In order to introduce Hong Kong chefs to this incredible product, we organised an exclusive tasting of Sunstenir’s sustainable, locally grown and 100%-clean kale. To showcase the versatility of this tasty veg, we needed a little help from one of Hong Kong’s most beloved sustainable vegetarian chefs: Peggy Chan. Chef Chan designed a unique three-course menu (including a kale dessert!) and hosted the chefs at Nectar.

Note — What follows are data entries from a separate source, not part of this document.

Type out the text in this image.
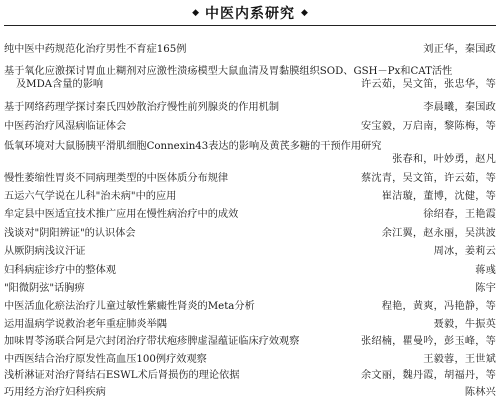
◆ 中医内系研究 ◆
纯中医中药规范化治疗男性不育症165例	刘正华，秦国政
基于氧化应激探讨胃血止糊剂对应激性溃疡模型大鼠血清及胃黏膜组织SOD、GSH－Px和CAT活性
及MDA含量的影响	许云茹，吴文笛，张忠华，等
基于网络药理学探讨秦氏四妙散治疗慢性前列腺炎的作用机制	李晨曦，秦国政
中医药治疗风湿病临证体会	安宝毅，万启南，黎陈梅，等
低氧环境对大鼠肠胰平滑肌细胞Connexin43表达的影响及黄芪多糖的干预作用研究
张春和，叶妙勇，赵凡
慢性萎缩性胃炎不同病理类型的中医体质分布规律	蔡沈青，吴文笛，许云茹，等
五运六气学说在儿科"治未病"中的应用	崔洁璇，董博，沈健，等
牟定县中医适宜技术推广应用在慢性病治疗中的成效	徐绍春，王艳霞
浅谈对"阴阳辨证"的认识体会	余江翼，赵永丽，吴洪波
从厥阴病浅议汗证	周冰，姜莉云
妇科病症诊疗中的整体观	蒋彧
"阳微阴弦"话胸痹	陈宇
中医活血化瘀法治疗儿童过敏性紫癜性肾炎的Meta分析	程艳，黄爽，冯艳静，等
运用温病学说救治老年重症肺炎举隅	聂毅，牛振英
加味胃苓汤联合阿是穴封闭治疗带状疱疹脾虚湿蕴证临床疗效观察	张绍楠，瞿曼吟，彭玉峰，等
中西医结合治疗原发性高血压100例疗效观察	王毅蓉，王世斌
浅析淋证对治疗肾结石ESWL术后肾损伤的理论依据	余文丽，魏丹霞，胡福丹，等
巧用经方治疗妇科疾病	陈林兴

Sustenir Agriculture Hong Kong

Before sitting down for the tasting, the chefs were given an exciting virtual tour of Sustenir’s Tuen Mun farm. This hyper-realistic VR experience allowed the chefs to fully immerse themselves in the farming process. The short video showcased the production of both Sustenir’s kale and their strawberries.

Green juice

A welcome beverage gave guests their first taste of Sustenir’s kale in the form of a light and refreshing green juice.

Kale chips

The table settings showcased the raw kale and allowed chefs to taste it in its raw form as well as experience the look and feel of the leaves. Chef Chan prepared some crispy and perfectly seasoned kale chips as an appetiser.


Sustenir’s friendly team was on hand to guide the chefs through their tasting and answer any questions they might have had regarding kale.

Kale croquette with cashew tzatziki and pickled kohlrabi

The first course was a lovely kale croquette with cashew tzatziki and pickled kohlrabi. To make this, Chef Chan blended kale with potato to create a comfort-food dish that boasts many health benefits.

Teff gnocchi with creamed kale pesto

The second course was teff gnocchi with creamed kale pesto. Teff is a fine grain with a host of health benefits and nutrients such as vitamin B6, vitamin C, calcium, zinc and more – a perfect pairing for the nutrient-dense kale, which carries many of the same vitamins.

Sustenir Agriculture Hong Kong

Throughout the tasting, Sustenir’s team provided chefs with an overview of their company goals and objectives and gave insight into their production and farming practices. Guests were able to gain a in-depth understanding of what exactly makes Sustenir a unique and inspiring organisation, from their sustainability goals to their high- quality products.

Frangipane with raw candied kale and orange sorbet

Kale for dessert? If anyone can make a kale dessert look and taste great, it’s Chef Peggy Chan! The final dish on this one-of-a-kind menu was frangipane with raw candied kale and orange sorbet. This course certainly proved that kale is far more than just a salad leaf; rather, it is a diverse and complex ingredient that can be used in a multitude of dishes.

Sustenir Agriculture Hong Kong

Overall, the chefs and the Sustenir and Foodie teams thoroughly enjoyed a social, informative and delicious afternoon. As a platform for all things F&B related, we love nothing more than connecting businesses and individuals who share a passion for food and a sustainable food’s future.